David Wood has sent in the following article, which tells you what it was like in Goldenhill going back as far as the 1940s.
Back in the forties, fifties and early sixties on a good day, you could sometimes see your hand in front of your face.
The smoke, fog and subsequently the smog, was so thick that you literally could not see your hand if your arm was outstretched.
The main cause of this was the bottle ovens stretching across the length of the city from Tunstall to Longton, although the fact that everyone had a coal fire didn’t help matters.
Truly, on a clear day you could see the pall of smoke hanging over the city like a massive black blanket.

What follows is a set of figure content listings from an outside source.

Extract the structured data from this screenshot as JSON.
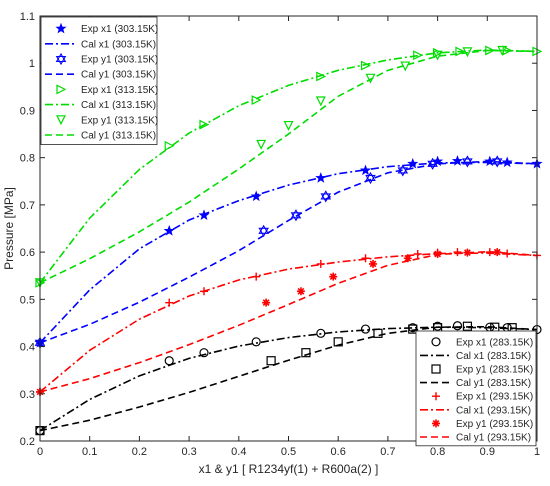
{
  "chart_data": {
    "type": "line",
    "title": "",
    "xlabel": "x1 & y1 [ R1234yf(1) + R600a(2) ]",
    "ylabel": "Pressure [MPa]",
    "xlim": [
      0,
      1
    ],
    "ylim": [
      0.2,
      1.1
    ],
    "xticks": [
      "0",
      "0.1",
      "0.2",
      "0.3",
      "0.4",
      "0.5",
      "0.6",
      "0.7",
      "0.8",
      "0.9",
      "1"
    ],
    "yticks": [
      "0.2",
      "0.3",
      "0.4",
      "0.5",
      "0.6",
      "0.7",
      "0.8",
      "0.9",
      "1",
      "1.1"
    ],
    "grid": false,
    "legends": [
      {
        "placement": "top-left",
        "entries": [
          {
            "label": "Exp x1 (303.15K)",
            "series": 0
          },
          {
            "label": "Cal x1 (303.15K)",
            "series": 1
          },
          {
            "label": "Exp y1 (303.15K)",
            "series": 2
          },
          {
            "label": "Cal y1 (303.15K)",
            "series": 3
          },
          {
            "label": "Exp x1 (313.15K)",
            "series": 4
          },
          {
            "label": "Cal x1 (313.15K)",
            "series": 5
          },
          {
            "label": "Exp y1 (313.15K)",
            "series": 6
          },
          {
            "label": "Cal y1 (313.15K)",
            "series": 7
          }
        ]
      },
      {
        "placement": "bottom-right",
        "entries": [
          {
            "label": "Exp x1 (283.15K)",
            "series": 8
          },
          {
            "label": "Cal x1 (283.15K)",
            "series": 9
          },
          {
            "label": "Exp y1 (283.15K)",
            "series": 10
          },
          {
            "label": "Cal y1 (283.15K)",
            "series": 11
          },
          {
            "label": "Exp x1 (293.15K)",
            "series": 12
          },
          {
            "label": "Cal x1 (293.15K)",
            "series": 13
          },
          {
            "label": "Exp y1 (293.15K)",
            "series": 14
          },
          {
            "label": "Cal y1 (293.15K)",
            "series": 15
          }
        ]
      }
    ],
    "series": [
      {
        "name": "Exp x1 (303.15K)",
        "kind": "points",
        "marker": "star-filled",
        "color": "#0000ff",
        "x": [
          0,
          0.26,
          0.33,
          0.435,
          0.565,
          0.655,
          0.75,
          0.8,
          0.84,
          0.905,
          0.94,
          1.0
        ],
        "y": [
          0.408,
          0.645,
          0.678,
          0.718,
          0.757,
          0.773,
          0.787,
          0.792,
          0.793,
          0.792,
          0.79,
          0.787
        ]
      },
      {
        "name": "Cal x1 (303.15K)",
        "kind": "line",
        "dash": "dashdot",
        "color": "#0000ff",
        "x": [
          0,
          0.1,
          0.2,
          0.3,
          0.4,
          0.5,
          0.6,
          0.7,
          0.8,
          0.9,
          1.0
        ],
        "y": [
          0.408,
          0.52,
          0.607,
          0.668,
          0.709,
          0.742,
          0.766,
          0.781,
          0.789,
          0.79,
          0.787
        ]
      },
      {
        "name": "Exp y1 (303.15K)",
        "kind": "points",
        "marker": "star-open",
        "color": "#0000ff",
        "x": [
          0,
          0.45,
          0.515,
          0.575,
          0.665,
          0.73,
          0.79,
          0.86,
          0.92
        ],
        "y": [
          0.408,
          0.645,
          0.678,
          0.718,
          0.757,
          0.773,
          0.787,
          0.792,
          0.792
        ]
      },
      {
        "name": "Cal y1 (303.15K)",
        "kind": "line",
        "dash": "dash",
        "color": "#0000ff",
        "x": [
          0,
          0.1,
          0.2,
          0.3,
          0.4,
          0.5,
          0.6,
          0.7,
          0.8,
          0.9,
          1.0
        ],
        "y": [
          0.408,
          0.447,
          0.494,
          0.547,
          0.603,
          0.667,
          0.727,
          0.768,
          0.787,
          0.792,
          0.787
        ]
      },
      {
        "name": "Exp x1 (313.15K)",
        "kind": "points",
        "marker": "triangle-right",
        "color": "#00dd00",
        "x": [
          0,
          0.26,
          0.33,
          0.435,
          0.565,
          0.655,
          0.76,
          0.8,
          0.845,
          0.905,
          0.94,
          1.0
        ],
        "y": [
          0.535,
          0.825,
          0.87,
          0.922,
          0.972,
          0.995,
          1.017,
          1.022,
          1.025,
          1.027,
          1.027,
          1.025
        ]
      },
      {
        "name": "Cal x1 (313.15K)",
        "kind": "line",
        "dash": "dashdot",
        "color": "#00dd00",
        "x": [
          0,
          0.1,
          0.2,
          0.3,
          0.4,
          0.5,
          0.6,
          0.7,
          0.8,
          0.9,
          1.0
        ],
        "y": [
          0.535,
          0.672,
          0.775,
          0.852,
          0.91,
          0.953,
          0.985,
          1.007,
          1.022,
          1.028,
          1.025
        ]
      },
      {
        "name": "Exp y1 (313.15K)",
        "kind": "points",
        "marker": "triangle-down",
        "color": "#00dd00",
        "x": [
          0,
          0.445,
          0.5,
          0.565,
          0.665,
          0.735,
          0.8,
          0.86,
          0.93
        ],
        "y": [
          0.535,
          0.828,
          0.868,
          0.92,
          0.968,
          0.994,
          1.017,
          1.024,
          1.027
        ]
      },
      {
        "name": "Cal y1 (313.15K)",
        "kind": "line",
        "dash": "dash",
        "color": "#00dd00",
        "x": [
          0,
          0.1,
          0.2,
          0.3,
          0.4,
          0.5,
          0.6,
          0.7,
          0.8,
          0.9,
          1.0
        ],
        "y": [
          0.535,
          0.586,
          0.643,
          0.706,
          0.776,
          0.85,
          0.93,
          0.985,
          1.015,
          1.027,
          1.025
        ]
      },
      {
        "name": "Exp x1 (283.15K)",
        "kind": "points",
        "marker": "circle-open",
        "color": "#000000",
        "x": [
          0,
          0.26,
          0.33,
          0.435,
          0.565,
          0.655,
          0.75,
          0.8,
          0.84,
          0.905,
          0.94,
          1.0
        ],
        "y": [
          0.222,
          0.37,
          0.387,
          0.41,
          0.428,
          0.437,
          0.44,
          0.443,
          0.444,
          0.441,
          0.44,
          0.436
        ]
      },
      {
        "name": "Cal x1 (283.15K)",
        "kind": "line",
        "dash": "dashdot",
        "color": "#000000",
        "x": [
          0,
          0.1,
          0.2,
          0.3,
          0.4,
          0.5,
          0.6,
          0.7,
          0.8,
          0.9,
          1.0
        ],
        "y": [
          0.222,
          0.288,
          0.338,
          0.375,
          0.401,
          0.419,
          0.431,
          0.438,
          0.441,
          0.44,
          0.436
        ]
      },
      {
        "name": "Exp y1 (283.15K)",
        "kind": "points",
        "marker": "square-open",
        "color": "#000000",
        "x": [
          0,
          0.465,
          0.535,
          0.6,
          0.68,
          0.75,
          0.8,
          0.86,
          0.915,
          0.95
        ],
        "y": [
          0.222,
          0.37,
          0.387,
          0.41,
          0.428,
          0.437,
          0.44,
          0.443,
          0.441,
          0.44
        ]
      },
      {
        "name": "Cal y1 (283.15K)",
        "kind": "line",
        "dash": "dash",
        "color": "#000000",
        "x": [
          0,
          0.1,
          0.2,
          0.3,
          0.4,
          0.5,
          0.6,
          0.7,
          0.8,
          0.9,
          1.0
        ],
        "y": [
          0.222,
          0.244,
          0.272,
          0.303,
          0.337,
          0.371,
          0.403,
          0.428,
          0.441,
          0.442,
          0.436
        ]
      },
      {
        "name": "Exp x1 (293.15K)",
        "kind": "points",
        "marker": "plus",
        "color": "#ff0000",
        "x": [
          0,
          0.26,
          0.33,
          0.435,
          0.565,
          0.655,
          0.76,
          0.8,
          0.84,
          0.905,
          0.94,
          1.0
        ],
        "y": [
          0.304,
          0.493,
          0.517,
          0.548,
          0.575,
          0.587,
          0.596,
          0.599,
          0.6,
          0.6,
          0.597,
          0.593
        ]
      },
      {
        "name": "Cal x1 (293.15K)",
        "kind": "line",
        "dash": "dashdot",
        "color": "#ff0000",
        "x": [
          0,
          0.1,
          0.2,
          0.3,
          0.4,
          0.5,
          0.6,
          0.7,
          0.8,
          0.9,
          1.0
        ],
        "y": [
          0.304,
          0.392,
          0.458,
          0.507,
          0.541,
          0.564,
          0.579,
          0.59,
          0.597,
          0.598,
          0.593
        ]
      },
      {
        "name": "Exp y1 (293.15K)",
        "kind": "points",
        "marker": "asterisk",
        "color": "#ff0000",
        "x": [
          0,
          0.455,
          0.525,
          0.59,
          0.67,
          0.74,
          0.8,
          0.86,
          0.92
        ],
        "y": [
          0.304,
          0.493,
          0.517,
          0.548,
          0.575,
          0.587,
          0.596,
          0.599,
          0.6
        ]
      },
      {
        "name": "Cal y1 (293.15K)",
        "kind": "line",
        "dash": "dash",
        "color": "#ff0000",
        "x": [
          0,
          0.1,
          0.2,
          0.3,
          0.4,
          0.5,
          0.6,
          0.7,
          0.8,
          0.9,
          1.0
        ],
        "y": [
          0.304,
          0.332,
          0.366,
          0.404,
          0.445,
          0.489,
          0.534,
          0.572,
          0.595,
          0.601,
          0.593
        ]
      }
    ]
  }
}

If you search the internet, you will find several photo examples of this.
Even as late as the mid sixties there were still a few houses in the village without electricity, the lighting being powered by gas.
A few houses still did not have an inside water tap, the only supply was in the outhouse down the yard next to the outside loo.
The street lighting was provided by gas lamps.
As I have mentioned before we had loads of chapels, churches and pubs, we even had three bus companies, Stoniers, Jeffreys and the PMT.
There was a cinema, not just an ordinary cinema but a Super Cinema, which was run superbly by the Johnson family.
We had butchers shops, oatcake shops, chip shops, hairdressers, newsagents, public toilets, clothes shops, coal merchants, cafes, an electrician’s shop, a DIY shop, a laundrette, a children’s playground, a pop works, a football pitch, two bakeries, and a police station, there was even a council depot with a road roller in it.
Schools were plentiful, Hollywall Lane infants and juniors, Church infants, Church juniors, Goldenhill Secondary Modern and the Catholic School.
The village was completely self contained, there was very little reason to venture out into the big wide world.
So, when you are playing on your playstations or computers, wending your way home by courtesy of your sat nav, watching one of the 250 television stations via satellite or ordering a pizza on your mobile phone, remember, things could be worse.
We didn’t have a lot, but what we had we appreciated and there was a true community spirit.
I am proud to say that I grew up on Goldenhill.